Joel Parkinson, meanwhile, has clearly put his slump behind him. And if you're wondering about his ankle? Don't. Trust us...Parko's fine. What you should be watching is the momentum he's been building on ever since snapping out of his dreaded slump in Portugal. I'm pretty sure Fanning is. And after Parko's solid finish at Haleiwa and his win today, he's now hoping to capture the Triple Crown and the World Title at Pipeline. Yes, he'll need help from somebody, but he's ready for a fight.
All that said, Mick Fanning was the best surfer of the day. Add all of his rides from today's quarters, semis and the final and it's pretty clear this guy is on his game. Face it, he has been all year.
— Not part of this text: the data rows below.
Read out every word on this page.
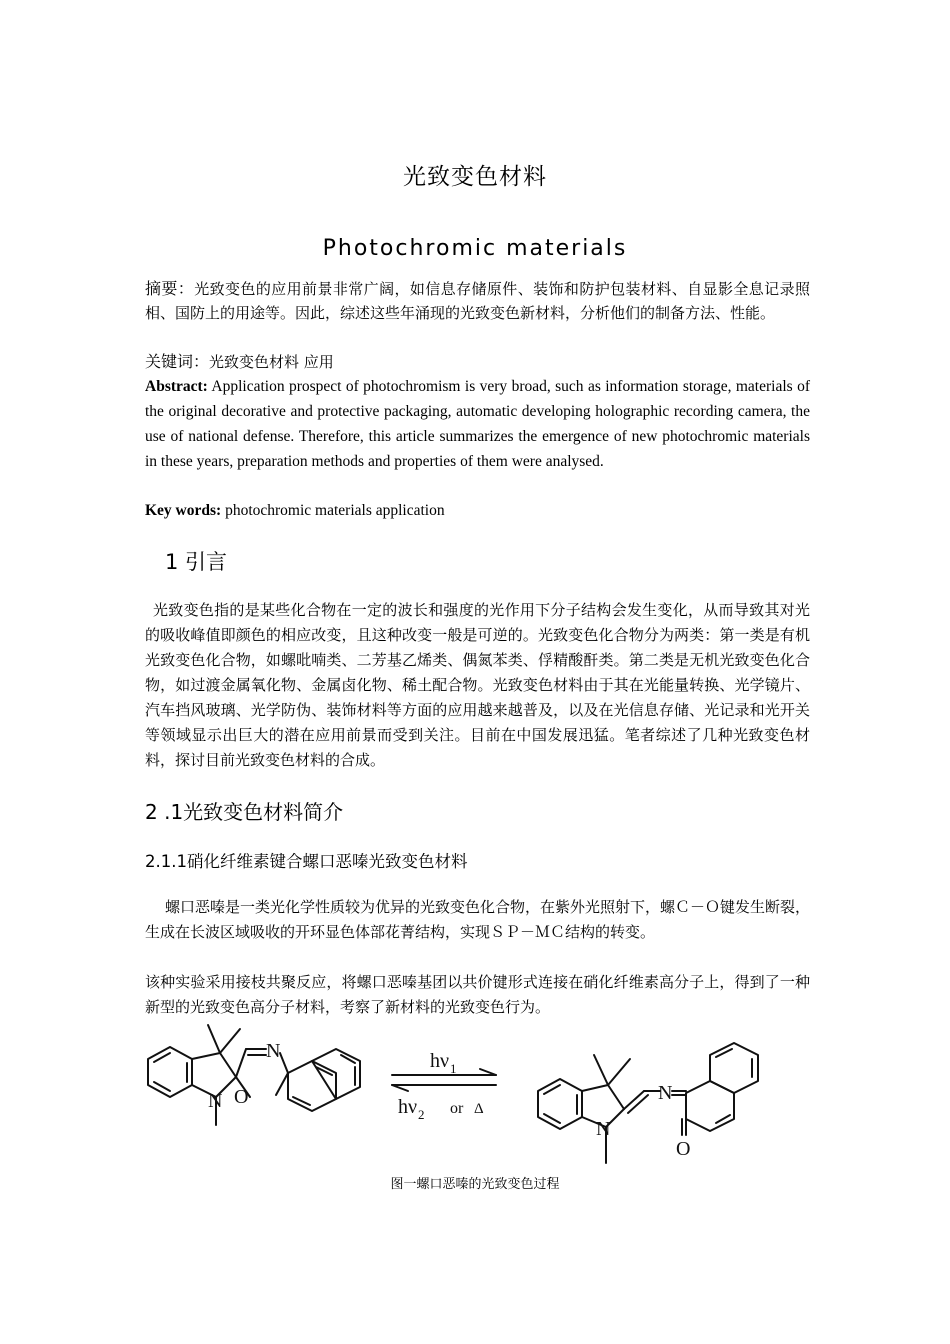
光致变色材料
Photochromic materials
摘要：光致变色的应用前景非常广阔，如信息存储原件、装饰和防护包装材料、自显影全息记录照相、国防上的用途等。因此，综述这些年涌现的光致变色新材料，分析他们的制备方法、性能。
关键词：光致变色材料 应用
Abstract: Application prospect of photochromism is very broad, such as information storage, materials of the original decorative and protective packaging, automatic developing holographic recording camera, the use of national defense. Therefore, this article summarizes the emergence of new photochromic materials in these years, preparation methods and properties of them were analysed.
Key words: photochromic materials application
1 引言
光致变色指的是某些化合物在一定的波长和强度的光作用下分子结构会发生变化，从而导致其对光的吸收峰值即颜色的相应改变，且这种改变一般是可逆的。光致变色化合物分为两类：第一类是有机光致变色化合物，如螺吡喃类、二芳基乙烯类、偶氮苯类、俘精酸酐类。第二类是无机光致变色化合物，如过渡金属氧化物、金属卤化物、稀土配合物。光致变色材料由于其在光能量转换、光学镜片、汽车挡风玻璃、光学防伪、装饰材料等方面的应用越来越普及，以及在光信息存储、光记录和光开关等领域显示出巨大的潜在应用前景而受到关注。目前在中国发展迅猛。笔者综述了几种光致变色材料，探讨目前光致变色材料的合成。
2 .1光致变色材料简介
2.1.1硝化纤维素键合螺口恶嗪光致变色材料
螺口恶嗪是一类光化学性质较为优异的光致变色化合物，在紫外光照射下，螺Ｃ－Ｏ键发生断裂，生成在长波区域吸收的开环显色体部花菁结构，实现ＳＰ－ＭＣ结构的转变。
该种实验采用接枝共聚反应，将螺口恶嗪基团以共价键形式连接在硝化纤维素高分子上，得到了一种新型的光致变色高分子材料，考察了新材料的光致变色行为。
N O
N	hν 1
hν 2 or Δ
N
N
O
图一螺口恶嗪的光致变色过程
But while Parko got off to his blazing start Fanning suffered two early losses in extremely close heats for good reason, his fellow competitors scored perfect 10-point-rides. When they don't he's been pretty frickin' hard to stop.
And we'd be remiss if we didn't mention the huge WQS drama at stake today, and the clutch performance put in by Hawaii's Dusty Payne, who qualified for the ASP World Tour during his first real season of slugging it out. That alone says all you really need to know about Dusty, whose odds were not favorable coming into Sunset. But with his berth into the finals Dusty powered his way up into the 9th slot on the WQS rankings all the way from the 18th. As a result, he pushed out Joan Duru, who was tied with Blake Thornton. On a countback, the Australian Blake Thornton stayed in the ASP WQS Top 15 and qualified for the 2010 ASP World Tour.
Not all hope is lost for Joan, however. Jay Thompson still has a chance of double qualifying by making the ASP World Tour Top 27,and if he does, he will not need his WQS spot, opening it up for Joan to become 15th.
Finals Results of the O'Neill World Cup
1. Joel Parkinson
2. Sunny Garcia
3. Mick Fanning
4. Dusty Payne
The final 15 ASP WQS qualifiers for the 2010 World Tour are:
Ross, Daniel AUS
Gudauskas, Patrick USA
Andre, Jadson BRA
Melling, Adam AUS
Wright, Owen AUS
Munro, Luke AUS
Thompson, Jay AUS
Yeomans, Nathan USA
Payne, Dusty HAW
Simpson, Brett USA
Wilkinson, Matt AUS
Gudauskas, Tanner USA
Logie, Travis ZAF
Polo, Marco BRA
Thornton, Blake AUS
ASP stat man Al Hunt brings has broken it down for us this way. The Australians have taken 50% of the available WQS slots with 7, USA with 4, Brazil with 2 and Hawaii and South Africa 1 each.
The big movers at Sunset were Dusty Payne 18-9, Tanner Gudauskas 16-12, Bernardo Miranda 22-17 and Van's Triple Crown Rookie of the year Alejo Muniz 38-26.
Drew Courtney and Rodrigo Dornelles were knocked off next year's tour by Tanner and Dusty. Drew ending up 18th and Rodrigo 19th.